Another obstacle is the complexity of language itself. At times, it’s explicit, but other times, it’s subtle. An explicit sentence such as “The cancer has worsened” is clearer than the more nuanced “The tumor mass has grown to other regions of the body.” For us to understand, we read and then glean information from the context. We do this naturally without much thought. For computers to understand, the tools from neural NLP are the best at extracting context. This requires further training for the off-the-shelf large language models (LLM) since these models are trained on all types of subjects but less so on health-specific texts due to privacy restrictions. Such a process is known as transfer learning.10
Careful Usage
Once a model has been properly vetted, it is deployed into our solutions and used by our clinicians. Adoption is key for care and outcomes to improve for patients, however, it is not guaranteed. A major impediment to this is interpretability. We do not encourage blanket trust in our models. They are used as decision-support tools. Thankfully, our clients think similarly. They rely on the interpretation of a model’s predictions and pair these tools with their own clinical experience and knowledge.

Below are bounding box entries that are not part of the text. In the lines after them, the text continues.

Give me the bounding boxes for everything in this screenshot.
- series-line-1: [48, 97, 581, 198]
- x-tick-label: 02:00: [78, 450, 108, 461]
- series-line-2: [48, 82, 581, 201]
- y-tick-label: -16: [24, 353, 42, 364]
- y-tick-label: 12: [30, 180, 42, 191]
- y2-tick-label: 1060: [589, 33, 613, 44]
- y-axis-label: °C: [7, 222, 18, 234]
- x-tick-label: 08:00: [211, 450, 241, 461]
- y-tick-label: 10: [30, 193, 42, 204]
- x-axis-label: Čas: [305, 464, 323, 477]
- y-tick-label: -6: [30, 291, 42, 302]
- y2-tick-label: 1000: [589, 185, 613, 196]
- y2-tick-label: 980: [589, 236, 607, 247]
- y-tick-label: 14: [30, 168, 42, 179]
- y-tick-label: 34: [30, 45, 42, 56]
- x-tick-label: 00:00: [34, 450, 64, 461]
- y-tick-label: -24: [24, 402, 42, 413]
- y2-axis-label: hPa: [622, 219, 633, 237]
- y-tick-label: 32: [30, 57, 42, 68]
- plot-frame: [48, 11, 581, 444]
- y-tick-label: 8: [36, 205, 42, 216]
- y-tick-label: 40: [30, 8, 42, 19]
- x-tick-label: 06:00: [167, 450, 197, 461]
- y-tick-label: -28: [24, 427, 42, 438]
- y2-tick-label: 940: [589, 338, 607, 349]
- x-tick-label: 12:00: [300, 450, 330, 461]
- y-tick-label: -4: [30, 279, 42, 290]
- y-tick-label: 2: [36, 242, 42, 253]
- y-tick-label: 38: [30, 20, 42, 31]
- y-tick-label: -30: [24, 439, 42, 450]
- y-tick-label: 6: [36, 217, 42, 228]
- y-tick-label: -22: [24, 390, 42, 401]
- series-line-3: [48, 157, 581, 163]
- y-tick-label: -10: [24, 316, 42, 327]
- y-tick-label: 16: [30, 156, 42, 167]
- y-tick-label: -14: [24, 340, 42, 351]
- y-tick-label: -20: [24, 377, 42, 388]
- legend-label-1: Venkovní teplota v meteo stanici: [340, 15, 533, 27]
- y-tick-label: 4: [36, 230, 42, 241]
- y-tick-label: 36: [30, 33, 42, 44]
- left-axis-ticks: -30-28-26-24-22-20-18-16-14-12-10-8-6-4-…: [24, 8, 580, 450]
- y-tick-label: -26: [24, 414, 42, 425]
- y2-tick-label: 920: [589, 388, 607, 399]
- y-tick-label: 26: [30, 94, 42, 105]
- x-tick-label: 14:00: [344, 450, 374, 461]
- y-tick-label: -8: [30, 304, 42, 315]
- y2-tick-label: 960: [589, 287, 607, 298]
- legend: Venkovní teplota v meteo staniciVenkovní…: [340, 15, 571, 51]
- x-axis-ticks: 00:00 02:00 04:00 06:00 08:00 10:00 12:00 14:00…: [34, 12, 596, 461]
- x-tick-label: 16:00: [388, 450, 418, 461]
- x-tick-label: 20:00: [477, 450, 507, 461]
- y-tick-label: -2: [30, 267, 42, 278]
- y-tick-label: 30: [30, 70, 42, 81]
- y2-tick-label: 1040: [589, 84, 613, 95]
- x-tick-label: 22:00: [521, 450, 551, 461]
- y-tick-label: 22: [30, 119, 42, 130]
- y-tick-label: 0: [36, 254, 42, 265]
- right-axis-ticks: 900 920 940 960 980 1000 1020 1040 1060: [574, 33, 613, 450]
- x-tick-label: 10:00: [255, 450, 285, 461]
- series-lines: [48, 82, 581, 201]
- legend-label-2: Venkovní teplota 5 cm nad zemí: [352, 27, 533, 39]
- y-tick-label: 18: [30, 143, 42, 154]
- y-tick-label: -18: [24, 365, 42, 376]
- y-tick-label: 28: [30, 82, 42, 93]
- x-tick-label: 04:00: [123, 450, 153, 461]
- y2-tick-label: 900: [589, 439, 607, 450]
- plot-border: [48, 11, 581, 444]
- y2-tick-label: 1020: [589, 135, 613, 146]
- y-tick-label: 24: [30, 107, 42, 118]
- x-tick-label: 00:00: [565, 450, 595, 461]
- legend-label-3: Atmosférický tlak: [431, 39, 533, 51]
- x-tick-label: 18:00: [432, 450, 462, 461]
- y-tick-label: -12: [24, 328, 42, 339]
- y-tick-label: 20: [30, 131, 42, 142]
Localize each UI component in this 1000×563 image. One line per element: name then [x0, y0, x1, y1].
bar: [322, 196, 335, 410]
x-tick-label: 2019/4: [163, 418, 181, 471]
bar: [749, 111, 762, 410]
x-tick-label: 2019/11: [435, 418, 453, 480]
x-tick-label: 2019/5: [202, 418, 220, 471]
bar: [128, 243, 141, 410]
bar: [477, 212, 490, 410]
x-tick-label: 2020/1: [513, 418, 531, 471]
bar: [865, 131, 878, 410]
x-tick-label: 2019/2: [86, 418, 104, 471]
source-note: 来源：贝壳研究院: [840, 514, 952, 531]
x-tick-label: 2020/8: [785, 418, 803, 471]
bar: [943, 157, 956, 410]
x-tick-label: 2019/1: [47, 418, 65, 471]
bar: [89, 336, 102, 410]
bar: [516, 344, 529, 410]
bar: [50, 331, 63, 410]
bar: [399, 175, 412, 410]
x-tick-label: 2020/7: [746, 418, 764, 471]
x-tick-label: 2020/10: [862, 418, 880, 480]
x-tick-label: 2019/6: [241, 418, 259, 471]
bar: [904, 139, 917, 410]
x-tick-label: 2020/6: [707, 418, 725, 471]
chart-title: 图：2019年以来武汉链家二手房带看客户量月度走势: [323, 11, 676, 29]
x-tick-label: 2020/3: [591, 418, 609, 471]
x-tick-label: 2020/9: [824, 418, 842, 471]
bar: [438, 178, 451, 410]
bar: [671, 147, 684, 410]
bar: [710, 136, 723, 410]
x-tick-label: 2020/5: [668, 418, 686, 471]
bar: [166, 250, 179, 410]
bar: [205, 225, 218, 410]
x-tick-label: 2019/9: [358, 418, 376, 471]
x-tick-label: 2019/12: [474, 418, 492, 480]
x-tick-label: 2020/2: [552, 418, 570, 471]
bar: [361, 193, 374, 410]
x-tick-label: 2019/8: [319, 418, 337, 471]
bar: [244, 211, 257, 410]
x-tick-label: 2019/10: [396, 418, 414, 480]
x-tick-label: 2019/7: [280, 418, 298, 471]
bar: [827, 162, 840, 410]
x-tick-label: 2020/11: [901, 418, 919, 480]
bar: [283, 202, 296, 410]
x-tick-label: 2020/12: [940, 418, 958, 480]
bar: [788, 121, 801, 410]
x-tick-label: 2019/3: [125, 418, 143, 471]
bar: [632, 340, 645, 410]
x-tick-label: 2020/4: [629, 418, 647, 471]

Simple models are generally easy to interpret, but as complexity increases, this becomes more difficult.11 The field of explainable AI (XAI) has made many strides with this, and we keep up with advancements to encourage adoption.
Challenges
The last challenge is necessary: security and safety. Our data follows the legal restrictions placed on the federal and state level, as well as our individual client agreements. Some of these restrictions can limit our data for training.
We uphold a level of integrity for the patient care our clients provide. Models learn from real-world data, but like all data generated in the world today, it can include injustices and biases. We must do our part to debias models so that all patients receive the best care equitably. This is one of the reasons why XAI is so important. If we are not aware of the biases present in our models, then we cannot combat this to the degree that is needed.
Our federal government and certain state governments are aware of these limitations and are currently in the process of passing legislation to combat these issues. The Office of Science and Technology Policy has released a blueprint for the AI Bill of Rights12, whose main purpose is to protect the rights of Americans from the potentially deleterious use of artificial intelligence. Additionally, the Food and Drug Administration (FDA) has published a set of guidelines stating that certain machine learning models should be regulated like medical devices13. Additional oversight of NLP-powered models is inevitable, but this is needed to provide safe and effective solutions.
Conclusion
From the simplest to the most complex NLP models, each has its place in healthcare. Even the inclusion of small models can have a large impact, such as more accurate models and improved data quality. With the use of the more advanced NLP models, the auxiliary tasks of providing care become more efficient. Clinicians and other health care professionals can document more quickly and streamline workflows. These are just a few of the ways NLP can improve health outcomes for patients.